Classement par charges :
En juillet, la majorité des exécutions concernaient des délits liés à la drogue, soit 33 cas, soit 60 % de tous les cas.
– idéologique : 1 cas
– Meurtre prémédité : 20 cas
– Crimes liés à la drogue : 33 cas
– Viol : 1 cas
Séparation des exécutions selon les provinces
Selon les statistiques de Hengaw, au cours du mois dernier, le plus grand nombre d’exécutions a été appliqué dans les prisons des provinces du Khorasan du Sud et du Khorasan du Razavi, avec 8 cas chacune.
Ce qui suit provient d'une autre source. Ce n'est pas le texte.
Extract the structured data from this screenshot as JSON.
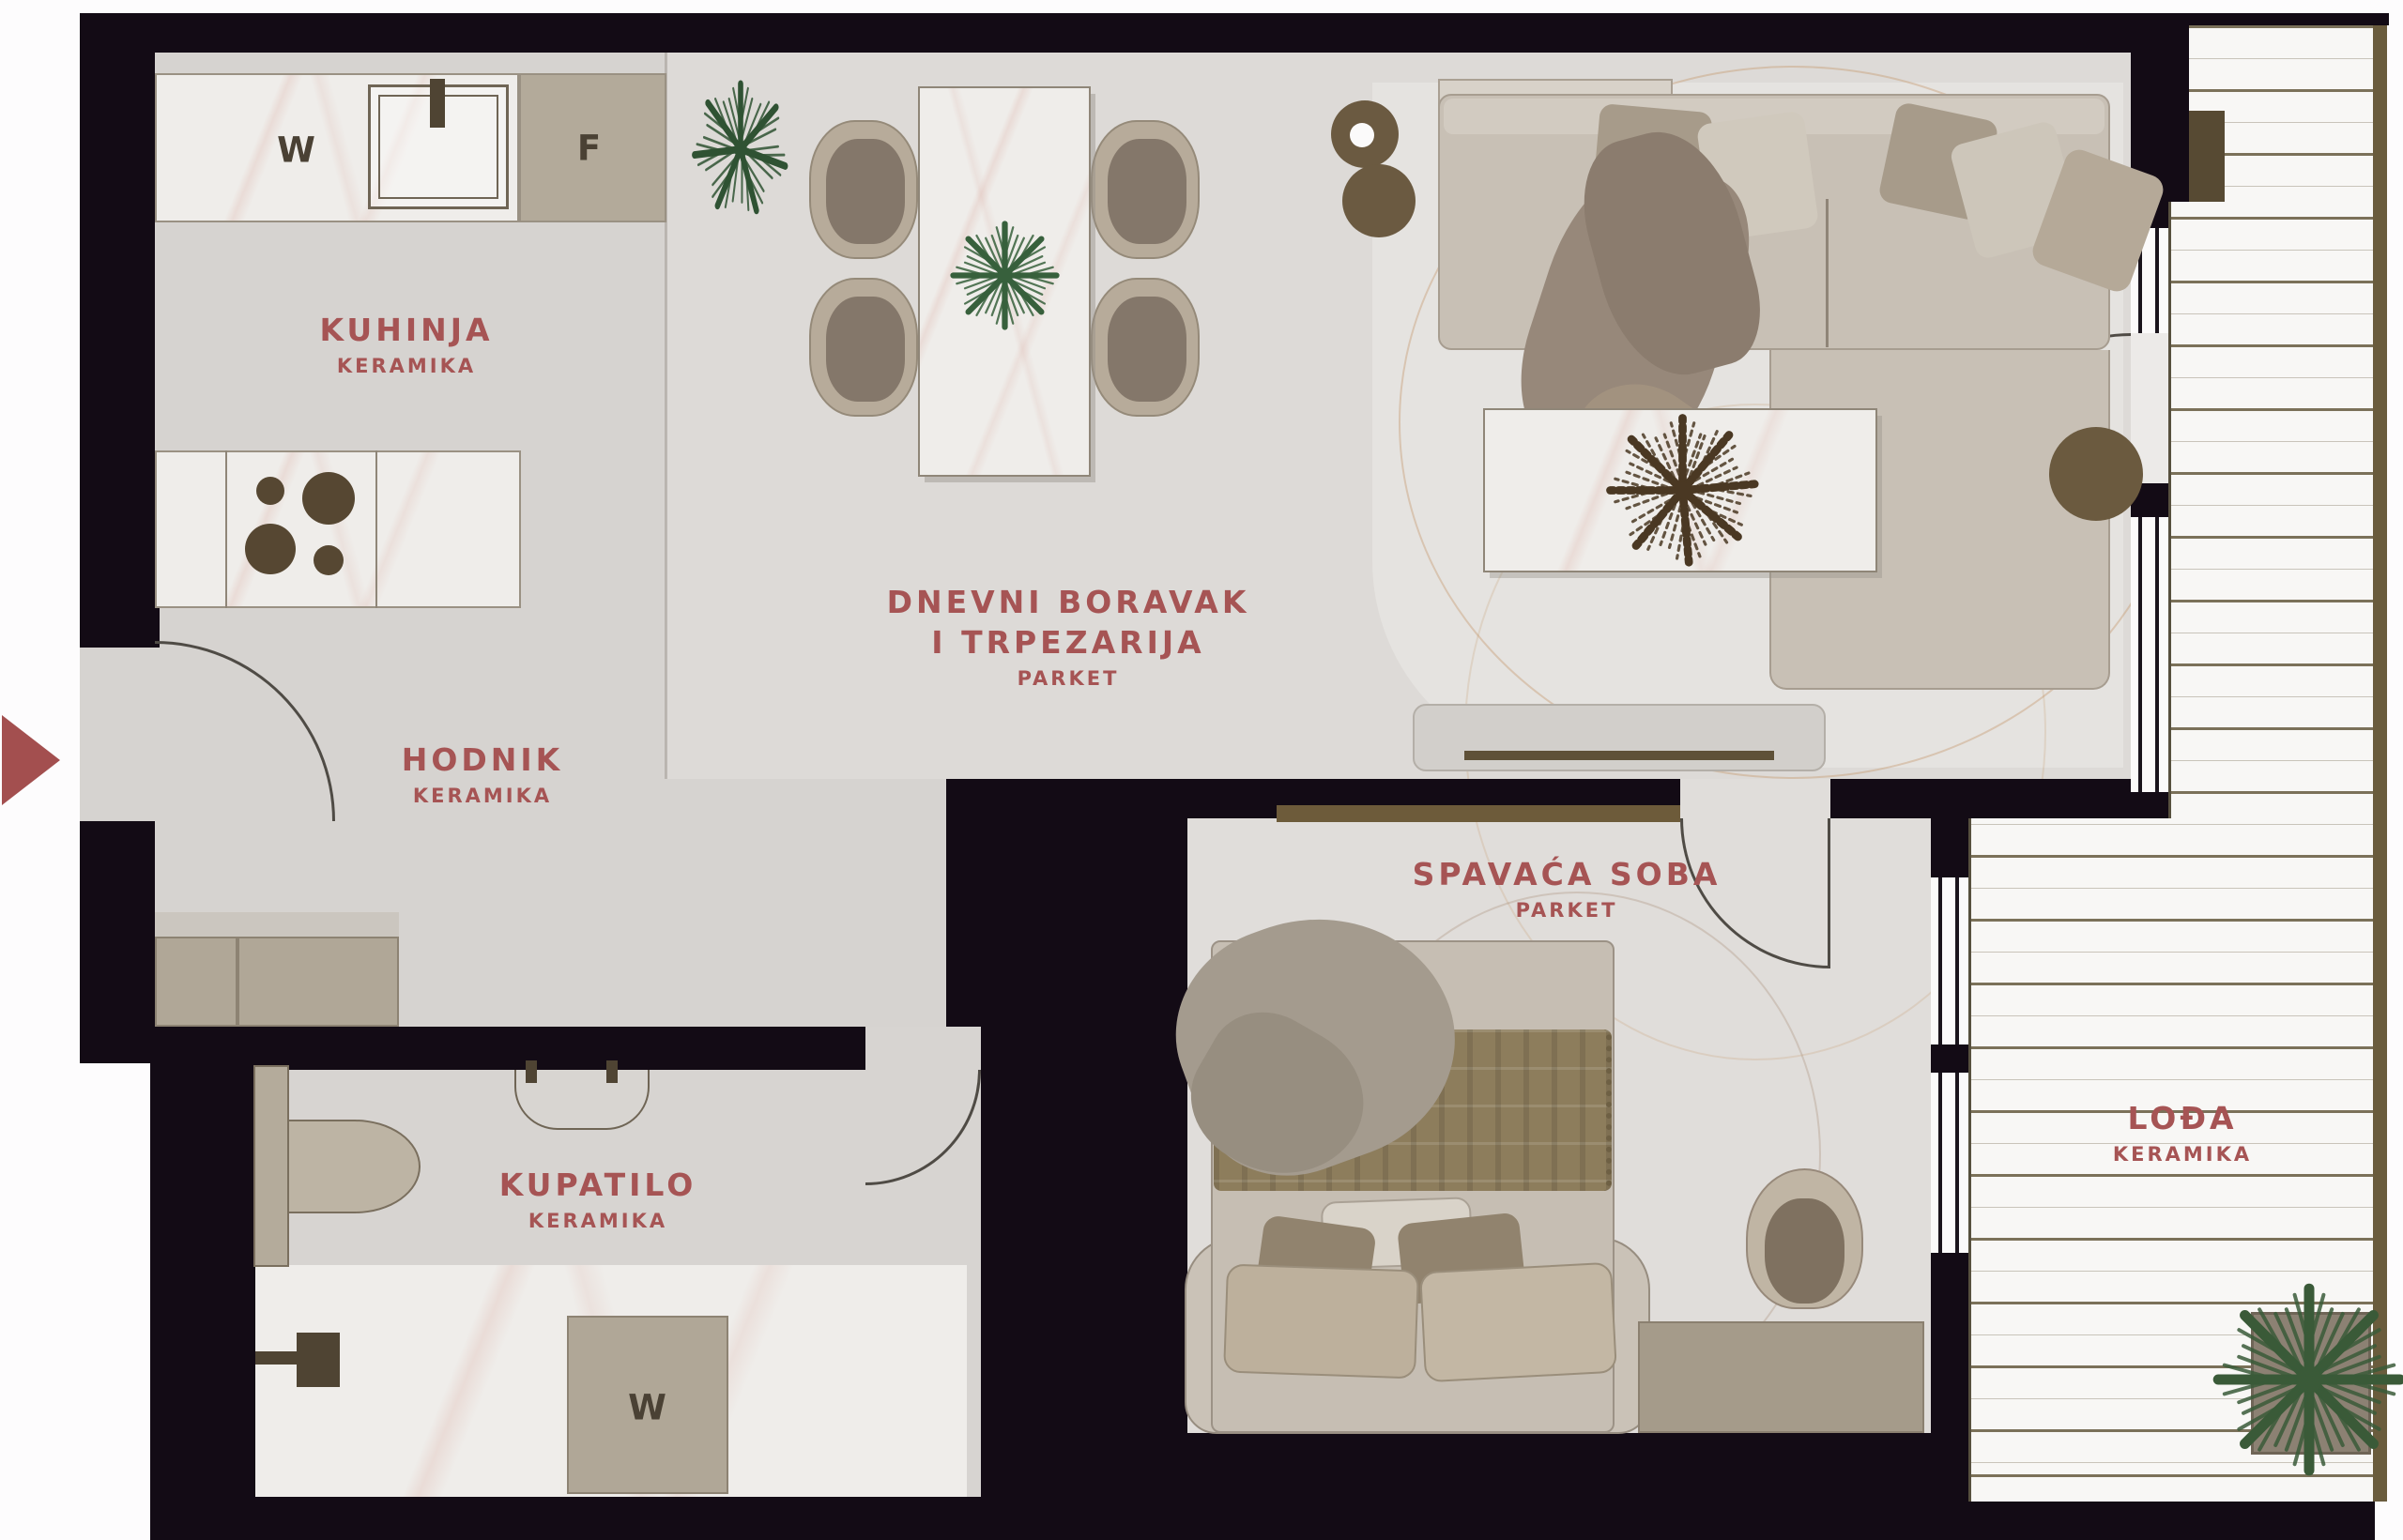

Dans les prisons de la province de Fars, 7 cas ont été enregistrés et dans la province du Lorestan, 5 cas.
– Provinces du Khorasan du Sud et du Khorasan-e Razavi : 8 cas chacune
– Province du Fars : 7 cas
– Province du Lorestan : 5 cas
– Provinces d’Alborz et d’Azerbaïdjan oriental : 4 cas chacune
– Province d’Hormozgan : 3 cas
– Provinces de Kermanshah, Golestan, Zanjan, Qazvin, Sistan-et-Baloutchistan et Azerbaïdjan occidental (Urmia) : 2 cas chacune
– Provinces de Gilan, Mazandaran, Kohgiluyeh et Boyer-Ahmad et Qom : 1 cas chacune (via Hengaw)
TURQUIE – Aujourd’hui, les mères du samedi, rassemblées pour leur 1010e veillée hebdomadaire à Istanbul / Galatasaray pour Süleyman Cihan, un enseignant kurde assassiné en détention, ont déclaré que même si les auteurs de Cihan étaient connus, le dossier avait été clos pour « délai de prescription » et ses assassins protégés.
Süleyman Cihan, un jeune communiste kurde originaire de Dersim et père de deux enfants, fut kidnappé par des policiers en civils le 29 juillet 1981 à Kadıköy, Istanbul. Il fut assassiné et enterré en catimini dans un cimetière d’Istanbul. Depuis plus de 33 ans, sa famille milite pour faire juger les assassins de Süleyman Cihan.
Depuis plus de 29 ans, les mères du samedi s’arment d’œillets contre la police turque
Le samedi 27 mai 1995, les Mères du Samedi (en kurde: Dayikên Şemiyê, en turc: Cumartesi Anneleri) descendaient pour la première fois sur la place Galatasaray, à Istanbul, pour exiger la fin des disparitions forcées et demander qu’on leur rende leurs proches portés disparus.
Les « mères du samedi » reproche l’État turc de ne pas avoir enquêté sérieusement pour établir la vérité sur ceux qui ont disparu après leur mise en détention par les autorités turques.
Selon l’Association des droits de l’Homme (IHD), entre 1992 et 1996, 792 disparitions forcés et meurtres (de journalistes, syndicalistes, médecins, enseignants, enfants ou simples paysans) par l’État ont été signalés dans les régions kurdes de Turquie.